Дома опять тыкался в валенки Шарик. "Сейчас, погоди, сейчас дам я тебе каши".
Каша у бабушки Прохоровны одна на двоих: наварит бадью и едят всю неделю. Ежели когда пенсия, бабушка себе чуток маслица добавляла, а через пару недель ели уже одинаково.
Иногда попадались в магазине кости - голые мослы с тщательно обрезанным мясом. Тогда Бабушка Прохоровна покупала самую мосластую и варила в той же бадье жидкие щи.
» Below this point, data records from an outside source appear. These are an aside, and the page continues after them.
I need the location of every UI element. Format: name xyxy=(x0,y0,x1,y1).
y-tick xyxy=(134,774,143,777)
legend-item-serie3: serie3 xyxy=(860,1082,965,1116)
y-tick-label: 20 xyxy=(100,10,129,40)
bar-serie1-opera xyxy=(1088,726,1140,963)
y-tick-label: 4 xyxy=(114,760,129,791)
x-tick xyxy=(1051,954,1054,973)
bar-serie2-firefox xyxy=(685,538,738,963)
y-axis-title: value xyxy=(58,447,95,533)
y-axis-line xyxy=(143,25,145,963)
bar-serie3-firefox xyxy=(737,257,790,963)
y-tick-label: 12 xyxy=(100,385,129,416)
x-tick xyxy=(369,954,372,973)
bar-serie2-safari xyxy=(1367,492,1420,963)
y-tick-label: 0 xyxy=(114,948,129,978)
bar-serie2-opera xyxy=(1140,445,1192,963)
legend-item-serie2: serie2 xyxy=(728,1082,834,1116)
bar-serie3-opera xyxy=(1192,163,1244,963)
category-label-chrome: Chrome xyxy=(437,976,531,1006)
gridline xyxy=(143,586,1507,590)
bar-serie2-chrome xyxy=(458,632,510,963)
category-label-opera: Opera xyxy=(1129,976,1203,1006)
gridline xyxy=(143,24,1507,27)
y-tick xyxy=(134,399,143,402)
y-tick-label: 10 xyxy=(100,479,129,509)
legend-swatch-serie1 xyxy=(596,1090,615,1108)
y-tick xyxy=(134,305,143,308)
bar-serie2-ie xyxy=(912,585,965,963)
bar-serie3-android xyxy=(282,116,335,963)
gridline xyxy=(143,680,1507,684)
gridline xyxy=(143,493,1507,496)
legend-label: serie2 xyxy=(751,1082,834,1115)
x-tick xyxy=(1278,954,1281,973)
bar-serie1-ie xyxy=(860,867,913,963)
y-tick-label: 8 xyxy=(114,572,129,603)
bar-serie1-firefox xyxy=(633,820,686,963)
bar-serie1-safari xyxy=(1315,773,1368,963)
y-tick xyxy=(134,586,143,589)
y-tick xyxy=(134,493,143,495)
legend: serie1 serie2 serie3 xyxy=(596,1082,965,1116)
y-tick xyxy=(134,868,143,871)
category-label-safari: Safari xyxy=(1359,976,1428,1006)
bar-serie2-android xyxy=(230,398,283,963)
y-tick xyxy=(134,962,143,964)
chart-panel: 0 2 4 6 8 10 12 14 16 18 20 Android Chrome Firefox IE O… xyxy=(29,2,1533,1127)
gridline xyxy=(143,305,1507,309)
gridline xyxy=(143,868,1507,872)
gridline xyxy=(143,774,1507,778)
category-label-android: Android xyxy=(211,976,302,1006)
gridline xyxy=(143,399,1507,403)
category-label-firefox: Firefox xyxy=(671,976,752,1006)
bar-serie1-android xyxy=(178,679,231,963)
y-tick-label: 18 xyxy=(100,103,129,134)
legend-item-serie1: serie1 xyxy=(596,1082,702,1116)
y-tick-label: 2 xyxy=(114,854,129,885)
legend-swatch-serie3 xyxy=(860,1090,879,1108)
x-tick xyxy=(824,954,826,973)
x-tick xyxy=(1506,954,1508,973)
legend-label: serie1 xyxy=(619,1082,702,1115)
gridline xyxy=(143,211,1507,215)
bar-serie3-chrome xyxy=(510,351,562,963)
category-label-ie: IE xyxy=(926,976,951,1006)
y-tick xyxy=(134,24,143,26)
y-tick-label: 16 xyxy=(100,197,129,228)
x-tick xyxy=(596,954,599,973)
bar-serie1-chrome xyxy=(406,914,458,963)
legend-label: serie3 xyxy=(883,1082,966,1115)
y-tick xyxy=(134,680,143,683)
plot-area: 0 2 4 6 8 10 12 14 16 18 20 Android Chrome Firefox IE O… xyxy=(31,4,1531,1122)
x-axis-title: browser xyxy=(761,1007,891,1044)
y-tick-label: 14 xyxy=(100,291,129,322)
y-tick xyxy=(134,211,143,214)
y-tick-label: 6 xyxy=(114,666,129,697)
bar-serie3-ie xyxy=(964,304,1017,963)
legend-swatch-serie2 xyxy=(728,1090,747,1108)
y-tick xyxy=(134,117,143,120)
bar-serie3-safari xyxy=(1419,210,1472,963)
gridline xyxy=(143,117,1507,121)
Кость доставалась потом Шарику, и не было в тот момент на свете счастливей собаки.
Бросив в Шарикову миску две ложки каши, бабушка Прохоровна надела старенькие очки и принялась изучать купленное лекарство: развернула и поднесла к самому носу приложенную к пузырьку бумажку. Читала по буковкам, напрягала глаза, но так ничего толком не вычитав, задремала.
Проснулась Прохоровна от Шарикова поскуливания - звал он бабушку на улицу. По большой нужде звал, иначе и не пискнул бы. Вздохнула Прохоровна, сунула ноги в валенки, запахнула старенькое пальтишко и пошла на улицу.
Шарик много не бегал - понимал, что тяжко бабушке его у подъезда на больных ногах ждать.
- Вот и ладно. Набегался? Теперь спать пойдем. - Бабушка Прохоровна тяжело, с одышкой поднималась по ступенькам. - Теперь и спать. Хватит уже, нагулялись.
Спала бабушка нехорошо: чутко, в полубреду как-то. А уж когда соседи праздник какой затевали, или молодежь в подъезде куражилась, могла и вовсе глаз не сомкнуть.
Вот и сегодня девчачий звонкий смех да мальчишьи голоса до полночи спать не давали. Затихло все лишь когда часы трижды пробили час. "Эх, озорники", - подумала бабушка Прохоровна и наконец заснула.